Lucille Roberts' Franchises for Sale

Another name has thrown its hat into the ring of the already overcrowded 'women's only' fitness market.  Lucille Roberts Fitness for Women has announced its intention to sell franchises to "qualified applicants".  With over 30 years experience building a network of corporate owned physical fitness facilities, management believes it has a "successful business model for franchise operators" to expand the brand nationally.

While offering single site and multiple site franchise packages, Lucille Roberts is also offering  "conversions for already existing health centers".

In addition, the Real Estate Development Department will research population density and assist in choosing a location that will prove to be successful.  PR Web

Franchised sites will require 6500 to 8000 sq. ft. of space.   Capital costs will likely vary depending on location with build out costs being the great unknown.  However, with intial fees and "other factors", Lucille Roberts says help with "An estimate of the cost-of-opening will be available before a lease is signed."  (after the franchise contract is signed)

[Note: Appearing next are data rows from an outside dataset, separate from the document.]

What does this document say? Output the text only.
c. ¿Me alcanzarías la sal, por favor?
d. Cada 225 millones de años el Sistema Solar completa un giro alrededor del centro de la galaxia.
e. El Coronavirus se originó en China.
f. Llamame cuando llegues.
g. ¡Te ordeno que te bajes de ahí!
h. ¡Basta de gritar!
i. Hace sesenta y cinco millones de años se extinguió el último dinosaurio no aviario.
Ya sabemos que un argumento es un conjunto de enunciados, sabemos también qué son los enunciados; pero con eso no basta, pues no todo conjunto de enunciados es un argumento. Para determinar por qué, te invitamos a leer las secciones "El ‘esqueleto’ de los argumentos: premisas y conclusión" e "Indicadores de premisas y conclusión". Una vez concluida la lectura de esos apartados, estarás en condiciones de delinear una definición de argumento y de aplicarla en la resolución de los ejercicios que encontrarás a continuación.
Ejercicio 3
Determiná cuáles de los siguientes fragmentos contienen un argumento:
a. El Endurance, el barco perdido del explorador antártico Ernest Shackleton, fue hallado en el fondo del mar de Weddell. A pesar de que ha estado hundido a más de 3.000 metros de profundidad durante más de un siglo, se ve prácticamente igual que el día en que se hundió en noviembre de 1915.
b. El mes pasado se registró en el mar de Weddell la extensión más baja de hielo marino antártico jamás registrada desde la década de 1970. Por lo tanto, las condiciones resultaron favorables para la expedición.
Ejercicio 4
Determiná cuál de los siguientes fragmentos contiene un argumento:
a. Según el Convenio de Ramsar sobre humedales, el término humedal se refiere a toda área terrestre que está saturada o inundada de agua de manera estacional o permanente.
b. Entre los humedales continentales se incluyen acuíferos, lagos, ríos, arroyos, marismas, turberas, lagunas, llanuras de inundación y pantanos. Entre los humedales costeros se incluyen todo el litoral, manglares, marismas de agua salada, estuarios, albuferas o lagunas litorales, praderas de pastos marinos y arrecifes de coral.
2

Lucille Roberts has a 30 year history with over 45 corporate owned sites to draw historical data.  With all these years and corporate information to draw on and using the additional costs a franchisee will incur in the purchase and build out of a site, should Lucille Roberts show how long it would have taken its own sites (especially its newer ones) to become profitable (and by how much) for potential franchisees to get a truer picture of this "proven, and successful business model"?

I've been going to LR for

I've been going to LR for over 10 years. I like their approach to fitness. Looks like something my husband (retired firefighter) and I might look at.

whatever u do

Don't do anything that will put hubby's retirement at risk.  Get a job in a gym for 6 months to learn something of the business.  Cost you less than a franchise fee.  Don't be stampeded into rushing to get into a "ground floor opportunity".

Great advice!

Granville is spot on, while Oldsaw is vapid.

Re: The "advice" is only half correct

What makes you so fearful of truthful disclosure?  Unable to argue facts, you think (I use that term lightly) you win arguments by attacking the person - not the argument itself.  Lucille Roberts has 45 corporate owned centers.  THIRTY YEARS of historical data - data that strengthened their own belief that they can select the best "demographic" (think they are picking information out of thin air, guest, or perhaps using the knowledge developed through their historical data).

They know their numbers.  Why not let people know?  Why does "transparency" scare you so much?  Why hide the data when it is obviously readily available to the franchisor?

Working inside a "site" will tell you if you like doing the job - NOT whether the system is profitable (unless the site owner is willing to open their books).  The more books open within a system the greater the "truth of success" within that system. 

You are in favor of ridding franchising of the frauds, aren't you guest?


your comment...You are in favor of ridding franchising of the frauds, aren't you guest?
No one would be left!

FDD Violations

1.  The FDD violation would likely be for item 8 - if the disclosure of operating costs post sale is different than what was in the FDD.

2.  The franchisor is in the business of renting its intellectual property or trademarks.  Does Lucille Roberts have any trademarks or service marks, or have they all lapsed.  Check here to find out:

In every aspect of human relationships truthful disclosure is an

oxymoron. I recall that as a young man I was admonished to consider vetting young women by looking carefully at their parents. What was represented in the "marry our daughter" FDD rarely measured up to the "look at her folks" due diligence exercise.

We need to start with recognizing that none of us tells "the truth" about ourselves. Like Jack Nicholson said "You can't handle the truth".

Exit Price

And Richard, was the exit price a measure of liquidated damages?